Today is Intersex Awareness Day.
For most people in the world that’s a nice side note. Like seeing a car rally with a few random people driving a make and model of a car you’ve never seen before. It’s interesting and novel, but not incredibly relevant to you.
For some of us, it’s a day to reflect on a piece of reality that lies beneath the very foundation of our existence. We are incredibly aware of the 5 biological markers that are more and more commonly believed to work together in defining gender, gender identity and even gendered attraction.
I realize that sentence may be lost on many people – including strong members and allies of the LGBTQ community. So let me take a step back and explain it a completely different way.
According to the biblical narrative, after the earth had flooded and clouds were receding and sunlight was once again breaking through the atmosphere, water and light combined to display the first visible rainbow. Color had presumably been around since the beginning of creation, but since post apocalyptic display put color to the map so to speak.

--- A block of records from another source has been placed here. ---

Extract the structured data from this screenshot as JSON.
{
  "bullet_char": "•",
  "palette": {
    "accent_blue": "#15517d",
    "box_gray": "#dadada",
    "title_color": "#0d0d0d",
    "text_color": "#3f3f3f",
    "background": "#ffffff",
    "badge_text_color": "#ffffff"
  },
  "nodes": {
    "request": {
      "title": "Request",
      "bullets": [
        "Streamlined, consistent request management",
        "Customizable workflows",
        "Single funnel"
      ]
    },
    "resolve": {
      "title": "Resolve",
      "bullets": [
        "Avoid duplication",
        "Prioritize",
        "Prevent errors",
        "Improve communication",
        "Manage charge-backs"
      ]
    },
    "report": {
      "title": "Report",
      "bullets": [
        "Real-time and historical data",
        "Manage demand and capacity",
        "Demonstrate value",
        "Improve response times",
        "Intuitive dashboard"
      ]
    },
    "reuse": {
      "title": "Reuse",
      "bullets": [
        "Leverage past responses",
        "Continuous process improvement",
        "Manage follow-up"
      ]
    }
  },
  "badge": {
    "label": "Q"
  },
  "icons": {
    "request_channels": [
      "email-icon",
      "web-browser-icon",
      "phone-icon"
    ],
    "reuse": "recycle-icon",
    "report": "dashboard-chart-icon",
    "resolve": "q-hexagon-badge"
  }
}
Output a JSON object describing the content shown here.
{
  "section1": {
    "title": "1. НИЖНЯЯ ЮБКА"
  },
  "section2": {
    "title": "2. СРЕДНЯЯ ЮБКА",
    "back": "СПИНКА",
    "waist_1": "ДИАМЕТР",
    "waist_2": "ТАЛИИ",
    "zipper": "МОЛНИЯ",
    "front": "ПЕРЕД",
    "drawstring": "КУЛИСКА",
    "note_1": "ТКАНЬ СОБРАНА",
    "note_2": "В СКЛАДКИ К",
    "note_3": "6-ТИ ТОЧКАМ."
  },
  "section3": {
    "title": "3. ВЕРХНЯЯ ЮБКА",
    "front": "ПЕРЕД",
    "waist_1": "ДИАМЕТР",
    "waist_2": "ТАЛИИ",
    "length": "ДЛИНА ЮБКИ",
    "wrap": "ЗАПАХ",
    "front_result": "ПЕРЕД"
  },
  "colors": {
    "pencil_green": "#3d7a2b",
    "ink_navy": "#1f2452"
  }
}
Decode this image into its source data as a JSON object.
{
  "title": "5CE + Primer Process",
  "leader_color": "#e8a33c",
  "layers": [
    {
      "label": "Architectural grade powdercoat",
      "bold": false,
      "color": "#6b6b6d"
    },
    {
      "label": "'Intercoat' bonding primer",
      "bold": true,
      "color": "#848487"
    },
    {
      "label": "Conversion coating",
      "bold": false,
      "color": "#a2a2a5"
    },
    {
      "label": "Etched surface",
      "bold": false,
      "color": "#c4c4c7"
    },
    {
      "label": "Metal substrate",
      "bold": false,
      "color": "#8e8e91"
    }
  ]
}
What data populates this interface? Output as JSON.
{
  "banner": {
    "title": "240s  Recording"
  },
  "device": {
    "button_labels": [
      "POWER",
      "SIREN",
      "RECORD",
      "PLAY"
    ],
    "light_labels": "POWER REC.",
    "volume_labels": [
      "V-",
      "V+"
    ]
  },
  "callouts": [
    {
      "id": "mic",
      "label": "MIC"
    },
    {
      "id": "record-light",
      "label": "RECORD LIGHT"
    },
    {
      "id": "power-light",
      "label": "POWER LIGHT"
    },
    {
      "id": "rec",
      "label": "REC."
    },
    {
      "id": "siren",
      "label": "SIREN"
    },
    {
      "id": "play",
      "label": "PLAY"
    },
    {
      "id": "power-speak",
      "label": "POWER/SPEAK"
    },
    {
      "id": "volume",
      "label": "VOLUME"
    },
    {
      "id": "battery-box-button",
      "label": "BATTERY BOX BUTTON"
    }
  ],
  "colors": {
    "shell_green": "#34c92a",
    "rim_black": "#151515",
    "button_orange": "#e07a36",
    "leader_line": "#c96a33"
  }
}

Fast-forward a couple of millennia to a shop in Germany where man and machine were collaborating on an epic step forward in history: the first printing press. Now despite the presence of color in the world around us, the first press was only capable of presenting either black or white; ink was either present or not. Even with its limitations, the technology was revolutionary and the result was beautiful. Black and white was good.
As time pressed on, it was discovered that the white space and black space could be managed in order to give the illusion of gray. Before long the space between black and white was being mastered by printers around the globe. The simple and become a little more complex and flexible. New arts and expressions emerged and the world saw that the grey was good.
As even more time passed, print masters noticed that basic colors could be blended with multiple passes through a printing press to give the appearance of many colors – even thousands of colors. In print we use red, yellow and blue. In light we use red, blue and green. The result is the same. The machines became more complex and the product more striking and beautiful. The world saw that the colors were good.
Eventually artists and technicians alike began looking at the colors of nature and the colors coming off the press and realized that nature was by far out pacing the press. In an effort to keep up, the three basic colors were replaced by four colors. Once again the machine became more complicated and the product more stunning. People everywhere saw that the four-color press was good.
Before long computers were assisting the human eye. It was noted that by adding even more root colors to the press, the millions of colors generated by a four-color press could be come trillions of colors with six and eight-color presses. Magazines, book covers, posters and billboards began to jump off the pages with deep and vibrant life. While the complexity of the designs and process grew exponentially, so did the possibilities and beauty of the work being published. In so many ways, the colors were seen as good.
Our understanding of gender has been on a similar trajectory. We stated with a simple black and while based on the external organs. We now recognize up to five different parts of the body that contribute to what of us is male and what is female, feminine and masculine. And much like the colors, none of these are either on or off – they present themselves somewhere along a gradient. The all combine to create trillions of varieties of humanity along the complex and beautiful spectrum of gender. Each one special, each one unique, and each of God’s immense creative power. And now may the world see that all are good.